Published December 06, 2011
A surprising security hole in Facebook allows almost anyone to see pictures marked as private, an online forum revealed late Monday.
Even pictures supposedly kept hidden from uninvited eyes by Facebook’s privacy controls aren’t safe, reported one user of a popular bodybuilding forum in a post entitled “I teach you how to view private Facebook photos.”
Facebook appears to have acted quickly to eliminate the end-run around privacy controls, after word of the exploit spread across the Internet. It wasn’t long before one online miscreant uploaded private pictures of Facebook founder Mark Zuckerberg himself -- evidence that the hack worked, he said.

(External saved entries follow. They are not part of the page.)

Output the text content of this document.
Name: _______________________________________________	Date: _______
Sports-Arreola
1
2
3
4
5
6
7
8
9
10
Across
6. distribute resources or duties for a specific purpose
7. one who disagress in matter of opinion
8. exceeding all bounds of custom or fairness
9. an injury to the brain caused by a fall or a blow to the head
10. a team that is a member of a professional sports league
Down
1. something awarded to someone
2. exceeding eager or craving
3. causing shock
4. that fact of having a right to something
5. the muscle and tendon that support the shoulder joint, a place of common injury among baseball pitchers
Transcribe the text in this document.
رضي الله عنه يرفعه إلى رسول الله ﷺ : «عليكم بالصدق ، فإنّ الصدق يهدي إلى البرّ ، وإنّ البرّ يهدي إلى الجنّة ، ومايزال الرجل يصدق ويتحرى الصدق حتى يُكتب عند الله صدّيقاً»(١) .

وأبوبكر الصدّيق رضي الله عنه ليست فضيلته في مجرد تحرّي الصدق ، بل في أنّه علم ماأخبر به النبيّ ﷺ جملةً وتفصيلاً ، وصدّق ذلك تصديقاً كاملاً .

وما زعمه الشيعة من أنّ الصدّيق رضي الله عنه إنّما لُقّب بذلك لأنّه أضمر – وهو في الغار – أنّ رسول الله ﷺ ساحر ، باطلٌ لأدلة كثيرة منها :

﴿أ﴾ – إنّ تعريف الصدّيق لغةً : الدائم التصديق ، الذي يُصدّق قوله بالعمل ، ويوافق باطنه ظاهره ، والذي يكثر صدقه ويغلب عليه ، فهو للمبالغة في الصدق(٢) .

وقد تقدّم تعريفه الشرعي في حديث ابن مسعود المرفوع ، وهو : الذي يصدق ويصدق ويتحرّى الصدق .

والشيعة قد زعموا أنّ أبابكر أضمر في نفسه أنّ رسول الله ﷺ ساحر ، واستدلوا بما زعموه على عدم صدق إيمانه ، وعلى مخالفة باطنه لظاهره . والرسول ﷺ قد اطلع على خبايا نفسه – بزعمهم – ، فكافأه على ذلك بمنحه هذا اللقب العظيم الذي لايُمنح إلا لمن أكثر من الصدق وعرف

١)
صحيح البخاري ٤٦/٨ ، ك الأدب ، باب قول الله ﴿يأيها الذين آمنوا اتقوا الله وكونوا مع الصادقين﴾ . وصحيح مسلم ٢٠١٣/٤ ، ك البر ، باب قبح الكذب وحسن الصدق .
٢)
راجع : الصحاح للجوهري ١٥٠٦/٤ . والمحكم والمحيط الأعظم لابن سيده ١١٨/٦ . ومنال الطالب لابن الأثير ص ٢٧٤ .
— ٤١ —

"The bug allowed anyone to view a limited number of another user's most recently uploaded photos irrespective of the privacy settings for these photos," Facebook said in a statement. "Upon discovering the bug, we immediately disabled the system, and will only return functionality once we can confirm the bug has been fixed."
The issue stems from the site’s own reporting system, which Facebook has designed to give users power to police each other.
In this case, after a user reports another for “nudity and pornography” in their profile picture, Facebook presents them with the further option of “selecting additional photos to include with your report.”
If a user chooses to continue, Facebook provides them with an album of additional photos to discern. In FoxNews.com tests, this function consistently revealed private pictures, which the user can then resize and enlarge by adjusting bits of code.
Last week Facebook settled with the Federal Trade Commission for allegedly exposing details about users' lives without getting legally required consent. In some cases, the FTC charged, Facebook allowed potentially sensitive details to be passed along to advertisers and software developers prowling for customers.
To avoid further legal wrangling, Facebook agreed to submit to government audits of its privacy practices every other year for the next two decades. The company committed to getting explicit approval from its users -- a process known as "opting in" -- before changing their privacy controls.